If $5^2 \nmid q^m!$, then $q^m \leq 9$. But then $q, q^m \neq 1 \pmod 5$ (because $6$ is a product of distinct primes) so the $5$-Sylow subgroup of $G$ is normal.

Answer 2

Though it is not an answer to your question, you can choose to apply this approach instead.

If $q=5$, this statement is trivial, thus we assume $q\neq 5$ then.

Let $Q$ be a Sylow $5$-subgroup of $G$, and let $G/Q$ be the collection of all cosets of $Q$. (Here $G/Q$ is not necessarily a group. We simply abuse this notation for convenience.)

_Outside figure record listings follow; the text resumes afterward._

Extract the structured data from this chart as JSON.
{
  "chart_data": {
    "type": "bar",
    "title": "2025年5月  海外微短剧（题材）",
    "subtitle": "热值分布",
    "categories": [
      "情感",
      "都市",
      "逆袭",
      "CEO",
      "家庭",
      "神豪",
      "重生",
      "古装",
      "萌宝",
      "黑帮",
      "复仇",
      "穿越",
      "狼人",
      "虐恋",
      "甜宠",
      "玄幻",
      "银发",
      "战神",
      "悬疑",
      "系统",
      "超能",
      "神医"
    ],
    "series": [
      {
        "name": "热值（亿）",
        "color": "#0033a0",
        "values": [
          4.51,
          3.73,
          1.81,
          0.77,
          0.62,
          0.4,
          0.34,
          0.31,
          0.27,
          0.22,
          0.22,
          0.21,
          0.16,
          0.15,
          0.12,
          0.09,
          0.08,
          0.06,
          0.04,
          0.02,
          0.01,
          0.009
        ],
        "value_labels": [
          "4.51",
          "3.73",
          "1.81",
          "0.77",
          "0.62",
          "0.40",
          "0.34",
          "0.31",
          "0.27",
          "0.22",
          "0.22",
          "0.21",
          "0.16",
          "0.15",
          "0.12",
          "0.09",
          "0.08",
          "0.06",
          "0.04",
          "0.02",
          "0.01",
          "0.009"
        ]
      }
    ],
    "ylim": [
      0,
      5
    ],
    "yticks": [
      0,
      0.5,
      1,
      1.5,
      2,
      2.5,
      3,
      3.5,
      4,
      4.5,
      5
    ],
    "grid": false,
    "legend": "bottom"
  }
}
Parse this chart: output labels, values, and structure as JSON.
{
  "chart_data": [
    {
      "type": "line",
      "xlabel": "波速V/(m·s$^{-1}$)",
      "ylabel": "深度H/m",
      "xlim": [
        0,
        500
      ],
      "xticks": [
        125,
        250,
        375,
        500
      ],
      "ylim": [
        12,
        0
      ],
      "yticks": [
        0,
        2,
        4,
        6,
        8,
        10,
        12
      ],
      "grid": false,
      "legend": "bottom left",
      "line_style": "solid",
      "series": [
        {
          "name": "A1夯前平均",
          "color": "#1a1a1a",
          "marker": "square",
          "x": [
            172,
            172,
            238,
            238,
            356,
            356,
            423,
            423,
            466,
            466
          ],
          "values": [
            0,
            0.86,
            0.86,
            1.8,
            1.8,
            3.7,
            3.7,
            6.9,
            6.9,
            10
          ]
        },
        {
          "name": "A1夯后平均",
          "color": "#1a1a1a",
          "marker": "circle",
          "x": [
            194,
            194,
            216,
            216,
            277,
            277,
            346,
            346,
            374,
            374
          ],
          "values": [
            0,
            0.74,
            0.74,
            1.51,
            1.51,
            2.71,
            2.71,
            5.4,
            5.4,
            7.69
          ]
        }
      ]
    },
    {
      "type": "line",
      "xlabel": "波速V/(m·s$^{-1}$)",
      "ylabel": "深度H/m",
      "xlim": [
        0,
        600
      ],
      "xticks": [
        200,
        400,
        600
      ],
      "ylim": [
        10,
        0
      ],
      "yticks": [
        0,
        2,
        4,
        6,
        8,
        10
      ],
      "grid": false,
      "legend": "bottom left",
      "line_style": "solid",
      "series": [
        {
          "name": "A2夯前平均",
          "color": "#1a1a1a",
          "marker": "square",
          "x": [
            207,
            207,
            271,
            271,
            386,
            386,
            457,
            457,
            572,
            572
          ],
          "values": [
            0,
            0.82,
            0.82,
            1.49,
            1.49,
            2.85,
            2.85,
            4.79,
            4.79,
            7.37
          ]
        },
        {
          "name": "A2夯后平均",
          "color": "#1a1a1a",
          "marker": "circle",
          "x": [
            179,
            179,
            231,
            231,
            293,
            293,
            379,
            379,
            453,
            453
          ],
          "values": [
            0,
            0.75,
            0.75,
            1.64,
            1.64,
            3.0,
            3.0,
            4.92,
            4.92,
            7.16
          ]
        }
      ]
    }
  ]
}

Then $|Q|=25$ and $|G/Q|=q^m$.

We may let $G$ act on $G/Q$ by left multiplication, i.e., $$g\cdot aQ:=(ga)Q.$$ This action has a group homomorphism representation $\varphi:G\to\operatorname{Sym}(G/Q)\cong S_{q^m}$.

Let us consider the kernel $K$ of $\varphi$, which is clearly a normal subgroup of $G$. We claim that $K$ is also non-trivial: Suppose not. Then by the first isomorphism theorem, we have $$|\operatorname{im}(\varphi)|=|G/K|=|G|=5^2q^m.$$ Then by Lagrange theorem, since $\operatorname{im}(\varphi)\leq \operatorname{Sym}(G/Q)\cong S_{q^m}$, the order of $\operatorname{im}(\varphi)$ divides $q^m!$. Together we can see that $5^2q^m\mid q^m!$, which implies $5^2\mid q^m!$ as well, a contradiction.

Since $G$ has a non-trivial normal subgroup, it is not simple.